Der Informatikabschluss als solcher reicht indes nicht aus, um eingestellt zu werden. Wie überall und erst recht in der Beraterwelt spielen die Soft Skills eine wichtige Rolle. Vor allem dann, wenn man sich wie Mindsquare das Firmenmotto "Freunde statt Kollegen" verordnet. Jeder Neuling muss vor allem gut ins Team passen. Um herauszufinden, ob die Interessenten das tun, organisiert das Beratungshaus einen Bewerbertag mit Abendprogramm. Hier spielen die Kandidaten mit den Mitarbeitern und Führungskräften Paintball oder Lasertag. Die Bewerber gewinnen einen ersten Einblick in die Kultur, die durch viele gemeinsame Aktivitäten geprägt ist. Umgekehrt schauen sich die Manager die Eingeladenen ganz genau an. Will ein Kandidat nicht am Abendprogramm teilnehmen ("Ich bin müde", "Ich spiele nicht gerne"), hat er einen großen Minuspunkt. Aus Firmensicht zeige das, dass er nicht bereit sei, sich auf andere Personen einzulassen, und sich wohl auch in Zukunft nicht mit dem Motto "Freunde statt Kollegen" anfreunden werde.
SAP-Workshops, LAN-Partys und 14.000 Xing-Kontakte
Funke muss, wie er sagt, "aus allen Rohren feuern", um seine künftigen Mitarbeiter, die dem hohen Qualitätsmaßstab gerecht werden, zu finden. Das beginnt bei klassischen Recruiting-Maßnahmen wie dem Engagement auf Hochschulkontaktmessen. In vier Universitäten engagiert sich Mindsquare intensiver. Es sind vor allem solche, in denen führende Mitarbeiter studiert haben, die nun den Kontakt zu ihrer einstigen Bildungsstätte wieder aufgenommen haben. Die Aktivitäten reichen von Infotagen, Betreuung von Hochschulabschlussarbeiten über SAP-Workshops bis hin zu LAN-Partys. "Wer solche Aktivitäten ernst nimmt, braucht einen langen Atem", warnt Funke. Ein schneller Erfolg stelle sich mit diesen Maßnahmen nicht ein.

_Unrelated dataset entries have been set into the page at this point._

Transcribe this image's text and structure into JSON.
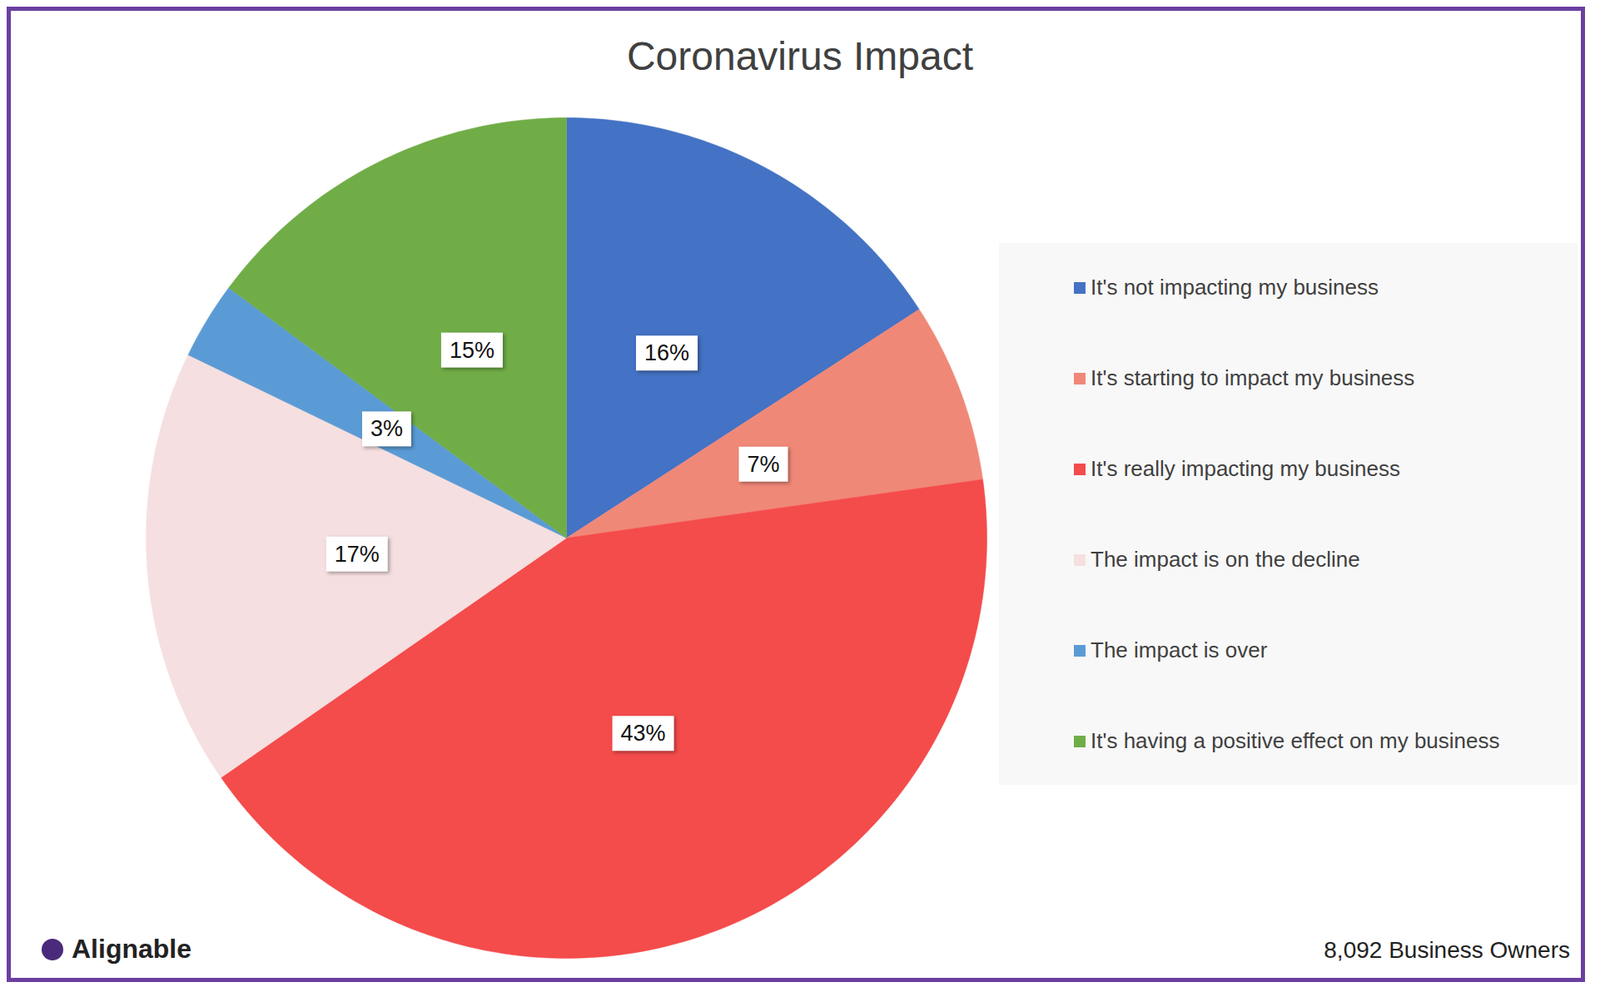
{
  "chart_data": {
    "type": "pie",
    "title": "Coronavirus Impact",
    "categories": [
      "It's not impacting my business",
      "It's starting to impact my business",
      "It's really impacting my business",
      "The impact is on the decline",
      "The impact is over",
      "It's having a positive effect on my business"
    ],
    "values": [
      16,
      7,
      43,
      17,
      3,
      15
    ],
    "value_labels": [
      "16%",
      "7%",
      "43%",
      "17%",
      "3%",
      "15%"
    ],
    "colors": [
      "#4472c4",
      "#f08878",
      "#f44b4b",
      "#f6dfe0",
      "#5b9bd5",
      "#70ad47"
    ],
    "data_labels": true,
    "legend": "right",
    "source": "Alignable",
    "note": "8,092 Business Owners"
  }
}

Die besten Erfolge verzeichnet der engagierte Manager über das "Active Sourcing", wie einer der neuen Trendbegriffe unter Personalern lautet. Das heißt, das Unternehmen macht sich selbst auf die Suche nach Kandidaten und spricht sie im Netz direkt an. Dafür hat Funke eigens zwei Mitarbeiter eingestellt. Selbst hat er 14.000 Xing-Kontakte und ist auch sonst im sozialen Netz sehr aktiv. Er beteiligt sich in diversen Foren, in denen sich Absolventen tummeln, und gibt dem IT-Nachwuchs Nachhilfe in Sachen Karriere.
Ein Pluspunkt sei auch die erfolgreiche Teilnahme am Wettbewerb "Great Place to Work", der die besten Arbeitgeber ermittelt. Die Hälfte der Bewerber, die zu Mindsquare kommen, geben an, dass diese Auszeichnung ein zusätzlicher Grund sei, im Unternehmen anzuheuern.